A primeira carta publicada no Jumper Brasil vai te arrepiar. O ex-ala-armador Ray Allen, campeão da NBA por Boston Celtics (2008) e Miami Heat (2013), revela como foi sua viagem ao sul da Polônia, mais precisamente a Auschwitz, uma rede de campos de concentração que foi o maior símbolo do Holocausto perpetrado pelo nazismo durante a Segunda Guerra Mundial.
Por Matheus Prá (@blockpartty)
“Havia um pequeno orifício no chão da cozinha que levava a um espaço secreto. Essa imagem está gravada na minha memória. O espaço tinha talvez cinco pés de comprimento (1,524m) por cinco pés de largura (1,524m).
O dono da casa disse: “Eles costumavam acomodar seis pessoas lá dentro. Quando os nazistas vinham.”
Seu nome era Tadeusz Skoczylas, e a casa em que nós estamos pertencia a sua família durante a Segunda Guerra Mundial. Era uma pequena casa de tijolos na cidade de Ciepielów, na Polônia. Tinha um telhado vermelho, que tinha visto dias melhores. A porta da frente estava a poucos passos da rua. No quintal havia alguns celeiros e outras pequenas cabanas.
Eu já estava na Polônia por alguns dias, e o horror da história que eu tinha experimentado era esmagadora. Mas isso era algo diferente. Isso foi tão pessoal.

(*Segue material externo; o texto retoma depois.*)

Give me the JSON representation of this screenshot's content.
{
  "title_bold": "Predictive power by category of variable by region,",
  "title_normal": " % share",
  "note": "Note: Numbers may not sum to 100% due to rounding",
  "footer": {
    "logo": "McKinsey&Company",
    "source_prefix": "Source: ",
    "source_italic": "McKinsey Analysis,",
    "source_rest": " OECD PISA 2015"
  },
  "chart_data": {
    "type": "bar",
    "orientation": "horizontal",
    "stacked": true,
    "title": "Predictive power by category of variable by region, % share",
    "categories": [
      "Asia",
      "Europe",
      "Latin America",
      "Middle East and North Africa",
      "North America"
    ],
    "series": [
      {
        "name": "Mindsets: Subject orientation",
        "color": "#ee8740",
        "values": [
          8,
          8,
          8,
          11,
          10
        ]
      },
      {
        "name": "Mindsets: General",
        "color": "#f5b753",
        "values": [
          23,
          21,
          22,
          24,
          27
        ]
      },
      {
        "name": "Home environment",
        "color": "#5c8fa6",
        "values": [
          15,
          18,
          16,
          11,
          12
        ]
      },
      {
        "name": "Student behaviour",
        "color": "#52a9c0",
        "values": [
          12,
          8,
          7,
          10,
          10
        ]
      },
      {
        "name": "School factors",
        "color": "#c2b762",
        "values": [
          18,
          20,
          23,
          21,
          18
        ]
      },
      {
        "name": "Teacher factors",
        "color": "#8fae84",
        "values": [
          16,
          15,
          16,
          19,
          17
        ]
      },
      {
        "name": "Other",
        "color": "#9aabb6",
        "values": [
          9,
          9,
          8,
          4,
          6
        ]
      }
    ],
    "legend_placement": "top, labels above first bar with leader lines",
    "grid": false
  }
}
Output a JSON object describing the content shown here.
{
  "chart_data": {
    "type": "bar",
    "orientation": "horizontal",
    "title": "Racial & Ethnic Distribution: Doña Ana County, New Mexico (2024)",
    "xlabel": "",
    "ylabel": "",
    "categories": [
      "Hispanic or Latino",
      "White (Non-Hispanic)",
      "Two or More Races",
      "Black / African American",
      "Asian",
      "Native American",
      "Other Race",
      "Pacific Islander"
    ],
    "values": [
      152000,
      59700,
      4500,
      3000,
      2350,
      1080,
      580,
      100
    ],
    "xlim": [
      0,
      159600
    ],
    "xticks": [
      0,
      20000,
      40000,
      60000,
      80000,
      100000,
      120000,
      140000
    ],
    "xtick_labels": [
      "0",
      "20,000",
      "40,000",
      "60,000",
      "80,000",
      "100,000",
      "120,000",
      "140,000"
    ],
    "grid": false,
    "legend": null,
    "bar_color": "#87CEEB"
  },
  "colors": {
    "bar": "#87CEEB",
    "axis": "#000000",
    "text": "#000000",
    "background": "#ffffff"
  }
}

Estou olhando para esse pequeno espaço. E eu estou imaginando seis pessoas lá embaixo, escondendo da morte. Seis pessoas reais. Atravessando aquele pequeno buraco bem na minha frente. Não foi há muito tempo. Não era um livro de história. Não era um museu. Foi logo ali.
Tadeusz explicou que um dia, em 1942, os soldados nazistas visitaram a casa através de uma pista. Alguém na aldeia havia dito a eles que a família vinha abrigando pessoas judaicas. Supostamente havia dez Skoczylas vivendo em casa. Nesse dia particular, o menino mais novo na família não estava em casa quando os soldados vieram. Os nazistas ficaram suspeitos e começaram a vasculhar a casa. Eles encontraram o buraco e o espaço do rastejamento, mas o povo judeu que a família estava escondendo não estava lá. Eles já haviam se mudado.
Sem dizer uma palavra, os nazistas foram ao lado de uma família vizinha e levaram seu filho. O castigo por esconder judeus era a morte de toda a família, e eles tinham uma dívida a ser paga.
Os soldados tiraram as dez pessoas de volta e executaram-nas bem na frente desses celeiros e barracos que ainda estão lá até hoje.
Quando o pequeno garoto Skoczylas voltou para casa, ele encontrou toda a família morta.
Esse garotinho era o avô de Tadeusz. A casa ficou na família Skoczylas, e seu avô morava nela. Agora, Tadeusz e sua mãe vivem lá.
Não podia acreditar. E enquanto caminhava pelo resto da casa, esse tipo de sentimento me assumiu. Havia toda essa história na minha frente. E era real. Eu poderia chegar e tocá-lo. Eu podia senti-lo entre meus dedos e o cheirava no ar. Era uma coisa tangível.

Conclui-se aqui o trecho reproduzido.